The Mongolian script is used for writing the Mongolian language, both within the Inner Mongolia Autonomous Region of the People’s Republic of China and elsewhere in China. In the Mongolian People's Republic (Outer Mongolia), the traditional script was replaced by a Cyrillic orthography since the early 1940s, but revived in the 1990s, so that both scripts are now used in tandem.
Mongolian writing was derived from the Uighur script, a descendent of Sogdian Aramaic, during the reign of Genghis Khan in the 13th century. The script is written in vertical columns running from left to right. Some modern texts write horizontally from left to right; in these cases each letter is also rotated 90° to retain its original orientation with respect to the orientation of the line of text.
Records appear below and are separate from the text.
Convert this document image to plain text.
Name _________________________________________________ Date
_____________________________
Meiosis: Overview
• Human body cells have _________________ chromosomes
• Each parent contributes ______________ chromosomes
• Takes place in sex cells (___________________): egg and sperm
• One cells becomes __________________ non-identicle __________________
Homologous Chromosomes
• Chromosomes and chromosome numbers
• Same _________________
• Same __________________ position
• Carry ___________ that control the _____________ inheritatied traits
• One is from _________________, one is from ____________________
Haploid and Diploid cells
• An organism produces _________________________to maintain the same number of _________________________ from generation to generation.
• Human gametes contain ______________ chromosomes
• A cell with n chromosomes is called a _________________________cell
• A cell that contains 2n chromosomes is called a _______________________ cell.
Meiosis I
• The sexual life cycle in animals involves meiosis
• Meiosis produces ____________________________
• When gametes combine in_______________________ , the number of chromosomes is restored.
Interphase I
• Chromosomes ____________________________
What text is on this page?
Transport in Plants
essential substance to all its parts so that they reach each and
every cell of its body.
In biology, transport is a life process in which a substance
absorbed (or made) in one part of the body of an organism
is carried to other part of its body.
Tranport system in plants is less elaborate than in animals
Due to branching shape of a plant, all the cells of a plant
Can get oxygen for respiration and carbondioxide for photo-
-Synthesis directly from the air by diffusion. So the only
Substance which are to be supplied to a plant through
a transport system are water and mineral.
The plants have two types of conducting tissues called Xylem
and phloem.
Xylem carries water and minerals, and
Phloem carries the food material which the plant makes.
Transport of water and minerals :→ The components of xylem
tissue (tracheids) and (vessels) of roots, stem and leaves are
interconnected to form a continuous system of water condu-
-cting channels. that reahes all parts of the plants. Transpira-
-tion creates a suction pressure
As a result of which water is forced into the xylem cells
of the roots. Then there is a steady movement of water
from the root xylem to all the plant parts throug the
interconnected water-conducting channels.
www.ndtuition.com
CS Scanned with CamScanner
There are 8 vowel and 27 consonant letters in the script. Each letter has three letter forms for use in initial, medial, and final position in a word (with some exceptions; some letters can only be used in two positions so only have two forms). Some letters also have variant forms which can be used if the writer deems it more aesthetically desirable in the context of the surrounding letters.
Script-specific punctuation marks are used, including a full stop, a comma, and two symbols to mark the beginning and end of a passage. A set of digits from 0-9, derived from the Tibetan digits, is used.
There are four other scripts which are derived from and closely related to Mongolian. These are the Galik, Todo (or "clear script"), Manchu and Sibe scripts.